The assemblies generated using Flye 2.7 could be downloaded from Zenodo. All datasets were run with default parameters for the corresponding read type with the following exceptions: CHM13 T2T was run with --min-overlap 10000 --asm-coverage 50; CHM1 was run with --asm-overage 40.

Algorithm Description

This is a brief description of the Flye algorithm. Please refer to the manuscript for more detailed information. The draft contig extension is organized as follows:

  • K-mer counting / erroneous k-mer pre-filtering
  • Solid k-mer selection (k-mers with sufficient frequency, which are unlikely to be erroneous)
  • Contig extension. The algorithm starts from a single read and extends it with a next overlapping read (overlaps are dynamically detected using the selected solid k-mers).

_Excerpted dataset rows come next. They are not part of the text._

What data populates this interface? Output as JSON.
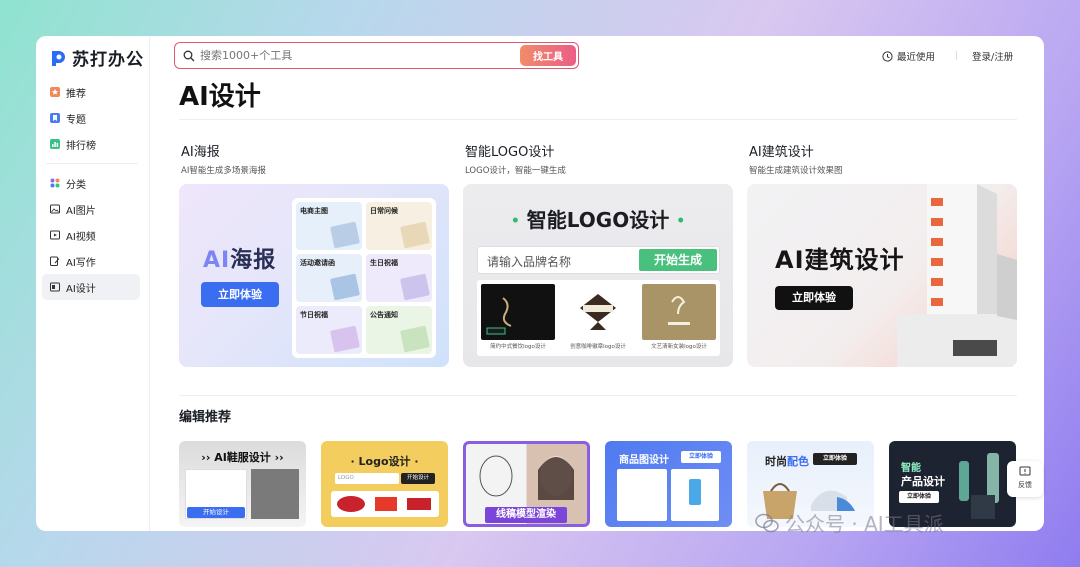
{
  "app": {
    "name": "苏打办公"
  },
  "sidebar": {
    "items": [
      {
        "label": "推荐",
        "icon": "star-icon",
        "color": "#f08a5d"
      },
      {
        "label": "专题",
        "icon": "bookmark-icon",
        "color": "#4a7cf0"
      },
      {
        "label": "排行榜",
        "icon": "chart-icon",
        "color": "#3bbf8a"
      },
      {
        "label": "分类",
        "icon": "grid-icon",
        "color": "#8b6cf0"
      },
      {
        "label": "AI图片",
        "icon": "image-icon",
        "color": "#333333"
      },
      {
        "label": "AI视频",
        "icon": "video-icon",
        "color": "#333333"
      },
      {
        "label": "AI写作",
        "icon": "pen-icon",
        "color": "#333333"
      },
      {
        "label": "AI设计",
        "icon": "design-icon",
        "color": "#333333"
      }
    ],
    "active": "AI设计"
  },
  "header": {
    "search_placeholder": "搜索1000+个工具",
    "search_button": "找工具",
    "recent": "最近使用",
    "login": "登录/注册"
  },
  "page": {
    "title": "AI设计"
  },
  "cards": [
    {
      "title": "AI海报",
      "subtitle": "AI智能生成多场景海报",
      "banner_ai": "AI",
      "banner_rest": "海报",
      "button": "立即体验",
      "tiles": [
        "电商主图",
        "日常问候",
        "活动邀请函",
        "生日祝福",
        "节日祝福",
        "公告通知"
      ]
    },
    {
      "title": "智能LOGO设计",
      "subtitle": "LOGO设计，智能一键生成",
      "banner": "智能LOGO设计",
      "input_placeholder": "请输入品牌名称",
      "button": "开始生成",
      "samples": [
        "简约中式餐饮logo设计",
        "创意咖啡徽章logo设计",
        "文艺清新女装logo设计"
      ]
    },
    {
      "title": "AI建筑设计",
      "subtitle": "智能生成建筑设计效果图",
      "banner": "AI建筑设计",
      "button": "立即体验"
    }
  ],
  "recommend": {
    "title": "编辑推荐",
    "items": [
      {
        "label": "AI鞋服设计",
        "action": "开始设计"
      },
      {
        "label": "Logo设计",
        "action": "开始设计"
      },
      {
        "label": "线稿模型渲染"
      },
      {
        "label": "商品图设计",
        "action": "立即体验"
      },
      {
        "label_a": "时尚",
        "label_b": "配色",
        "action": "立即体验"
      },
      {
        "label_a": "智能",
        "label_b": "产品设计",
        "action": "立即体验"
      }
    ]
  },
  "feedback": "反馈",
  "watermark": "公众号 · AI工具派",
  "colors": {
    "accent": "#e3566e",
    "brand": "#2b6cf6",
    "green": "#4ac07f"
  }
}
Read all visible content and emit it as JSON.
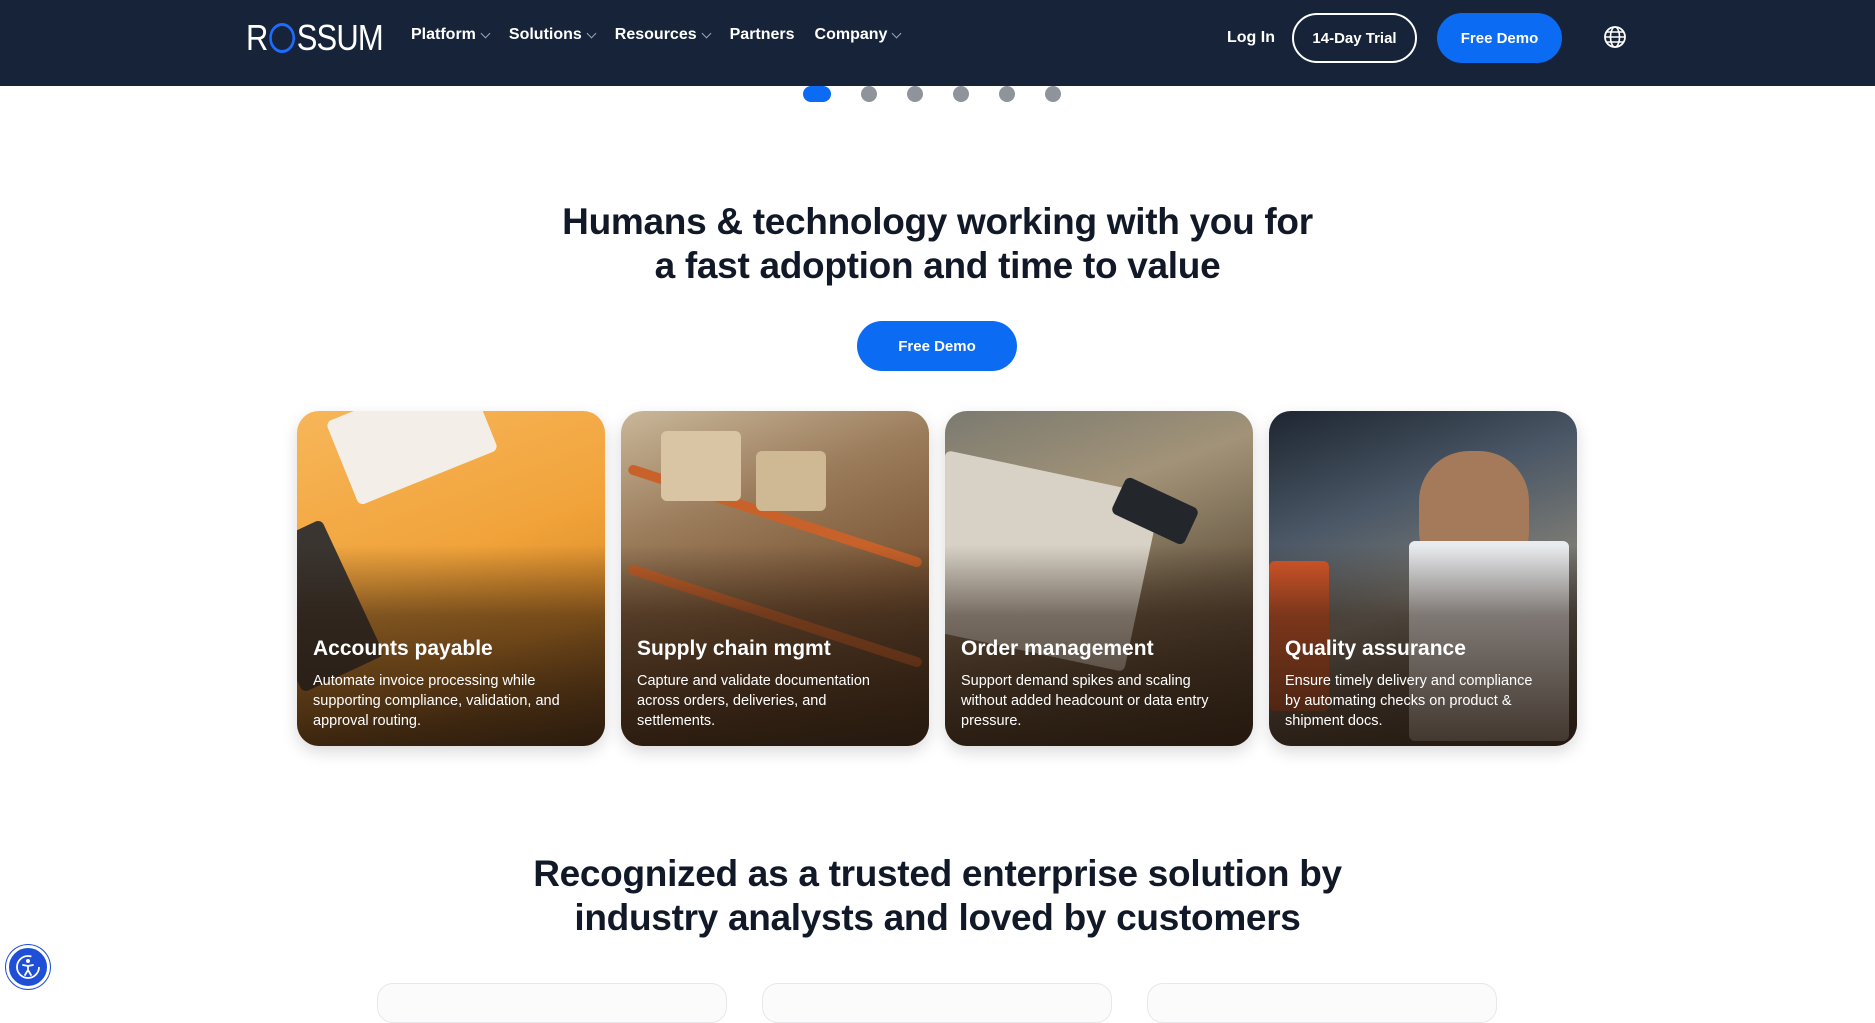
{
  "brand": {
    "logo_prefix": "R",
    "logo_suffix": "SSUM",
    "accent": "#0b6bf2",
    "header_bg": "#162338"
  },
  "nav": {
    "items": [
      {
        "label": "Platform",
        "has_dropdown": true
      },
      {
        "label": "Solutions",
        "has_dropdown": true
      },
      {
        "label": "Resources",
        "has_dropdown": true
      },
      {
        "label": "Partners",
        "has_dropdown": false
      },
      {
        "label": "Company",
        "has_dropdown": true
      }
    ],
    "login": "Log In",
    "trial": "14-Day Trial",
    "demo": "Free Demo",
    "language_icon": "globe-icon"
  },
  "carousel": {
    "dot_count": 6,
    "active_index": 0
  },
  "hero": {
    "line1": "Humans & technology working with you for",
    "line2": "a fast adoption and time to value",
    "cta": "Free Demo"
  },
  "cards": [
    {
      "title": "Accounts payable",
      "desc": "Automate invoice processing while supporting compliance, validation, and approval routing."
    },
    {
      "title": "Supply chain mgmt",
      "desc": "Capture and validate documentation across orders, deliveries, and settlements."
    },
    {
      "title": "Order management",
      "desc": "Support demand spikes and scaling without added headcount or data entry pressure."
    },
    {
      "title": "Quality assurance",
      "desc": "Ensure timely delivery and compliance by automating checks on product & shipment docs."
    }
  ],
  "recognized": {
    "line1": "Recognized as a trusted enterprise solution by",
    "line2": "industry analysts and loved by customers"
  },
  "accessibility": {
    "icon": "accessibility-icon"
  }
}
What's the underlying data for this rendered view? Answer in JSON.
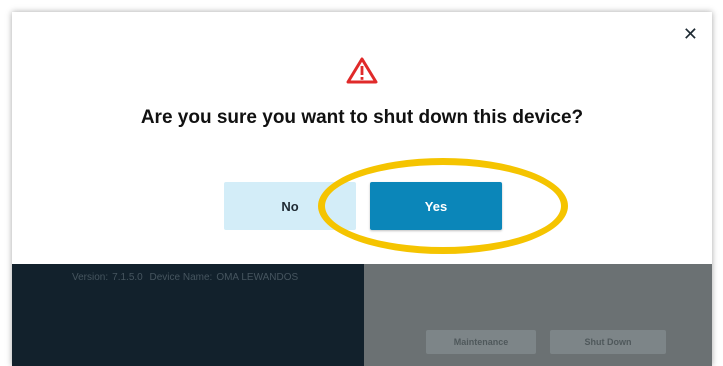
{
  "dialog": {
    "title": "Are you sure you want to shut down this device?",
    "close_icon": "close-icon",
    "warning_icon": "warning-triangle-icon",
    "no_label": "No",
    "yes_label": "Yes"
  },
  "background": {
    "version_label": "Version:",
    "version_value": "7.1.5.0",
    "device_name_label": "Device Name:",
    "device_name_value": "OMA LEWANDOS",
    "maintenance_label": "Maintenance",
    "shutdown_label": "Shut Down"
  },
  "colors": {
    "yes_button": "#0b86b9",
    "no_button": "#d3edf8",
    "warning": "#e02a2a",
    "highlight": "#f5c400"
  }
}
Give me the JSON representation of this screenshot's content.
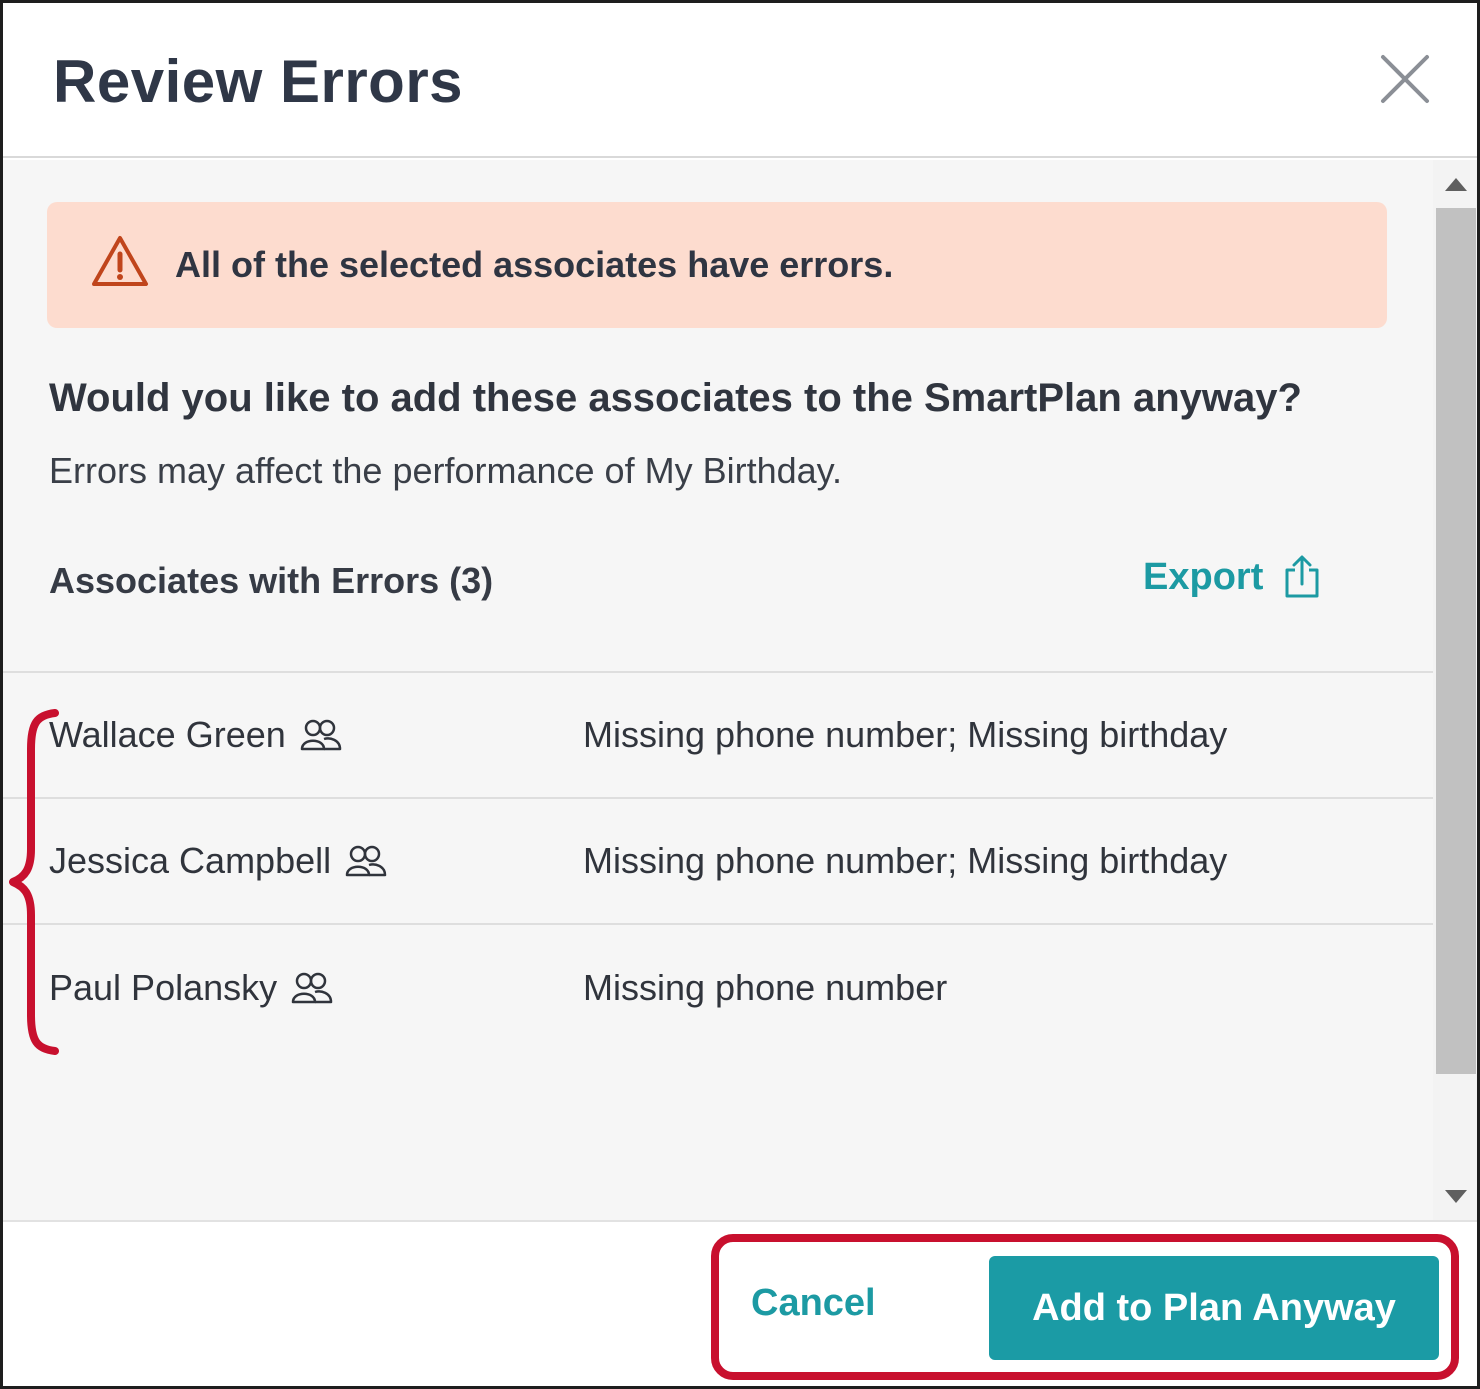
{
  "dialog": {
    "title": "Review Errors",
    "close_icon": "close-icon"
  },
  "alert": {
    "icon": "warning-icon",
    "message": "All of the selected associates have errors."
  },
  "prompt": {
    "question": "Would you like to add these associates to the SmartPlan anyway?",
    "subtext": "Errors may affect the performance of My Birthday."
  },
  "errors_section": {
    "title": "Associates with Errors (3)",
    "export_label": "Export",
    "export_icon": "share-icon"
  },
  "associates": [
    {
      "name": "Wallace Green",
      "icon": "group-icon",
      "error": "Missing phone number; Missing birthday"
    },
    {
      "name": "Jessica Campbell",
      "icon": "group-icon",
      "error": "Missing phone number; Missing birthday"
    },
    {
      "name": "Paul Polansky",
      "icon": "group-icon",
      "error": "Missing phone number"
    }
  ],
  "footer": {
    "cancel_label": "Cancel",
    "confirm_label": "Add to Plan Anyway"
  },
  "colors": {
    "accent": "#1b9ba5",
    "alert_bg": "#fddccf",
    "alert_icon": "#c0451c",
    "annotation": "#c8102e"
  }
}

Note that we do not attempt to resolve repeats at this stage, thus the reconstructed contigs might contain misassemblies. Flye then aligns the reads on these draft contigs using minimap2 and calls a consensus. Afterwards, Flye performs repeat analysis as follows:

  • Repeat graph is constructed from the (possibly misassembled) contigs
  • In this graph all repeats longer than minimum overlap are collapsed
  • The algorithm resolves repeats using the read information and graph structure
  • The unbranching paths in the graph are output as contigs

If enabled, after resolving bridged repeats, Trestle module attempts to resolve simple unbridged repeats (of multiplicity 2) using the heterogeneities between repeat copies. Finally, Flye performs polishing of the resulting assembly to correct the remaining errors:

  • Alignment of all reads to the current assembly using minimap2
  • Partition the alignment into mini-alignments (bubbles)
  • Error correction of each bubble using a maximum likelihood approach

The polishing steps could be repeated, which might slightly increase quality for some datasets.